As I dug into the AST-based approach, I realized that this was going to be a significant blocker- if we didn’t know line lengths, it would be impossible to figure out which AST nodes to modify. I needed some way to link the state of the original code (i.e., that a particular line is too long) to its AST representation, but without modifying the logic of the code itself.

After some trial-and-error, I figured out that comments could be one way to make this link. In particular, the tool could first add comments to the long lines in the code, then generate the AST. We could then check each node to see whether it had one of these “line too long” comments to determine whether we should try to split it out onto multiple lines.

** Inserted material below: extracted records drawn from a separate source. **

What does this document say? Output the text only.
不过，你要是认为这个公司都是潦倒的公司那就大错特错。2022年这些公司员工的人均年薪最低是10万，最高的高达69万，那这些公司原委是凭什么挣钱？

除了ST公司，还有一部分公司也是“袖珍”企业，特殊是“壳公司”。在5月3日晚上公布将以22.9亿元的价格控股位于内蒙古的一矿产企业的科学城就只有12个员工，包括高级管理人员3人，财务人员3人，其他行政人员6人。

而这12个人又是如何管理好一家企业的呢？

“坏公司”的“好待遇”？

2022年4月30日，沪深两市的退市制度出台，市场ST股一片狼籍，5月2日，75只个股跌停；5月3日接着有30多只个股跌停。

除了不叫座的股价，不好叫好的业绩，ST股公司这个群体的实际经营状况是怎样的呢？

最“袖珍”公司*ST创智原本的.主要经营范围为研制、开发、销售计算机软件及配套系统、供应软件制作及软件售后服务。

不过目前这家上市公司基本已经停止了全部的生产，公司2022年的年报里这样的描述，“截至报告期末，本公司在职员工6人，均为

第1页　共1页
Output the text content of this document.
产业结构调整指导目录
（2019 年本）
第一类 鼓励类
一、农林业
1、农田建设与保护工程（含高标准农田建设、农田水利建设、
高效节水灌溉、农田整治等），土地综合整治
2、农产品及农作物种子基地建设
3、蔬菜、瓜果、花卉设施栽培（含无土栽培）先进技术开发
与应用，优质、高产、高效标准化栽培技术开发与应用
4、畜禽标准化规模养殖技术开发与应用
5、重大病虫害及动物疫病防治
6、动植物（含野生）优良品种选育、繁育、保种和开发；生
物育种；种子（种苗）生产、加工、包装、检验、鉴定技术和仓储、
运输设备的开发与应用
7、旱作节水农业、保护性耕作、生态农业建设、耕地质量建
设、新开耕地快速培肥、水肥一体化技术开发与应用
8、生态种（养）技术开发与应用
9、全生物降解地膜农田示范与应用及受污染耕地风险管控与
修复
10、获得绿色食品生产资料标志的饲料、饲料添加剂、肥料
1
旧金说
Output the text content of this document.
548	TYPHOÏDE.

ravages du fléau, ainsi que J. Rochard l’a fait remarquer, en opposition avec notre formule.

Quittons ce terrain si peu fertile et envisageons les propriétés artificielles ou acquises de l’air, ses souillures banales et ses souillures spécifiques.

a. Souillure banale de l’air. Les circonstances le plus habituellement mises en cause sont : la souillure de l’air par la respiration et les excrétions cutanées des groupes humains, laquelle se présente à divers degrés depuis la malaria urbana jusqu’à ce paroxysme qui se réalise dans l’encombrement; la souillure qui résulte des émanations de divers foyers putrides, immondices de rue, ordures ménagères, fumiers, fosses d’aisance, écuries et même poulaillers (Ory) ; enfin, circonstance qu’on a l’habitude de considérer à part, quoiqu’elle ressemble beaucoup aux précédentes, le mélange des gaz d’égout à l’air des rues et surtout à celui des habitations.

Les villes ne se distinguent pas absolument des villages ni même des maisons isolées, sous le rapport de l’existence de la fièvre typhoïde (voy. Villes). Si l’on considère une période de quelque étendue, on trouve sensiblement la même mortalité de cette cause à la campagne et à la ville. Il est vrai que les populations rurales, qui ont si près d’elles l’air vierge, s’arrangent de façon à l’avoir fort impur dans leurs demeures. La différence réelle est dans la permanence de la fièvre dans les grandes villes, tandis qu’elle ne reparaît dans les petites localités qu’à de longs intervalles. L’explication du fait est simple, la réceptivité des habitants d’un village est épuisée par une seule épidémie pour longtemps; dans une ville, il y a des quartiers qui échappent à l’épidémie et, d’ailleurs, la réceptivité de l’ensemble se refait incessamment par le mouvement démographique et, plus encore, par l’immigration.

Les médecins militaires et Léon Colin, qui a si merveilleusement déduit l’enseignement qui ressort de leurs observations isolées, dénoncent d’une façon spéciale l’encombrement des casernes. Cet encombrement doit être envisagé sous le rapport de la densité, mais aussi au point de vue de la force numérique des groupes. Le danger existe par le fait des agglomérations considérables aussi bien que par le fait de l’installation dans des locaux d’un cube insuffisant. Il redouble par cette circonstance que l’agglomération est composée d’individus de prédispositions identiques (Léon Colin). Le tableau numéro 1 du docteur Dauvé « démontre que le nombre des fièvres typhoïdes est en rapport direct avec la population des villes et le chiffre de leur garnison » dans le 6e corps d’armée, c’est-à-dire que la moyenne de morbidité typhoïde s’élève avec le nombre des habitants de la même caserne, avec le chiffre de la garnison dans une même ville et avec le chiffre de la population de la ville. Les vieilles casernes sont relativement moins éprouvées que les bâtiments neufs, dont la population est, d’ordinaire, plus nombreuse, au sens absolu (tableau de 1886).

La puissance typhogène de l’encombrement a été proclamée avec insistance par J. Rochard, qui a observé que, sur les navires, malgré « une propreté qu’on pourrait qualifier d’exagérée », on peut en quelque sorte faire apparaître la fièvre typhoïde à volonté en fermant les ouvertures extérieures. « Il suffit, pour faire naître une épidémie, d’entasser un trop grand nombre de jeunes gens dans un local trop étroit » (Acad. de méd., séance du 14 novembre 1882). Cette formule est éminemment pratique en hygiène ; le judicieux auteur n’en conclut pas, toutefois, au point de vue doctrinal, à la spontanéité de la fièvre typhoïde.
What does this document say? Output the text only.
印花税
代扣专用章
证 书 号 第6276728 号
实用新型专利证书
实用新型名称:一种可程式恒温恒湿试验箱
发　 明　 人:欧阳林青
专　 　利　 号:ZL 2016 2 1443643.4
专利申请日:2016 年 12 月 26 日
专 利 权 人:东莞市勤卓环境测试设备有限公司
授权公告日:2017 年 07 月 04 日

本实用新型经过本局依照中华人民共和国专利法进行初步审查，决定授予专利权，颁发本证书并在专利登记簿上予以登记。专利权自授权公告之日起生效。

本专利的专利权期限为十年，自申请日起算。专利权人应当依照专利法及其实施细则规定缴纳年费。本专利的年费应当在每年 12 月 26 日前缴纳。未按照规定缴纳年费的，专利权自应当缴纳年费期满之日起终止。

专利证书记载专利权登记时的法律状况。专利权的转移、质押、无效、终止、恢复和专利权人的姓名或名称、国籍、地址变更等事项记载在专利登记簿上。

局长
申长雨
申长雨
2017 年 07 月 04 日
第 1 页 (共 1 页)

The golang AST does include comments, but unfortunately they’re not directly linked to other nodes in the AST. Thankfully, however, there’s a third-party AST generator, dave/dst, that does maintain these links. By using this, I could mark the long lines, generate the AST, and then traverse the graph and insert newlines in the appropriate places to break up the long lines. The “control comments” could then be scrubbed at the end so they wouldn’t appear in the final formatted output.

Once I got the initial skeleton in place, the rest of the work involved figuring out how to split each node type. In most cases, it was fairly straightforward- function declarations and calls, for instance, can be split between the arguments. It got tricker, however, when dealing with cases where the top-level node is not the one that you actually want to shorten. If you’re shortening an assignment, for instance x := myFunc(...), then you really want to shorten the right-hand-side, which is in a lower-level node. In these cases, you need to “push” the shortening work down recursively.

From testing to release

After lots of trial-and-error, I got the tool, which I decided to call golines, working for all of the fixtures that I could generate myself. The next step was to run it on real code to make sure that it (1) wouldn’t crash, (2) would make progress at a reasonable speed, and (3) would actually shorten long lines in a reasonable way.

I started with some of the smaller go repos inside Segment, and worked my way up to large, open-source projects like Kubernetes. Along the way, I filled in the various AST node types that were omitted in my first pass and also used pprof to discover and alleviate the performance bottlenecks.

In the end, I got to a point where I felt fairly confident about the quality of the tool and kicked off our internal process for open-sourcing. A week later, golines was out in the wild and available for general use!

Conclusion

If you’re annoyed by long go lines as much as I am, please give golines a try. And, if you notice any problems or have enhancement suggestions, file an issue in the repo. External contributions are welcome as well.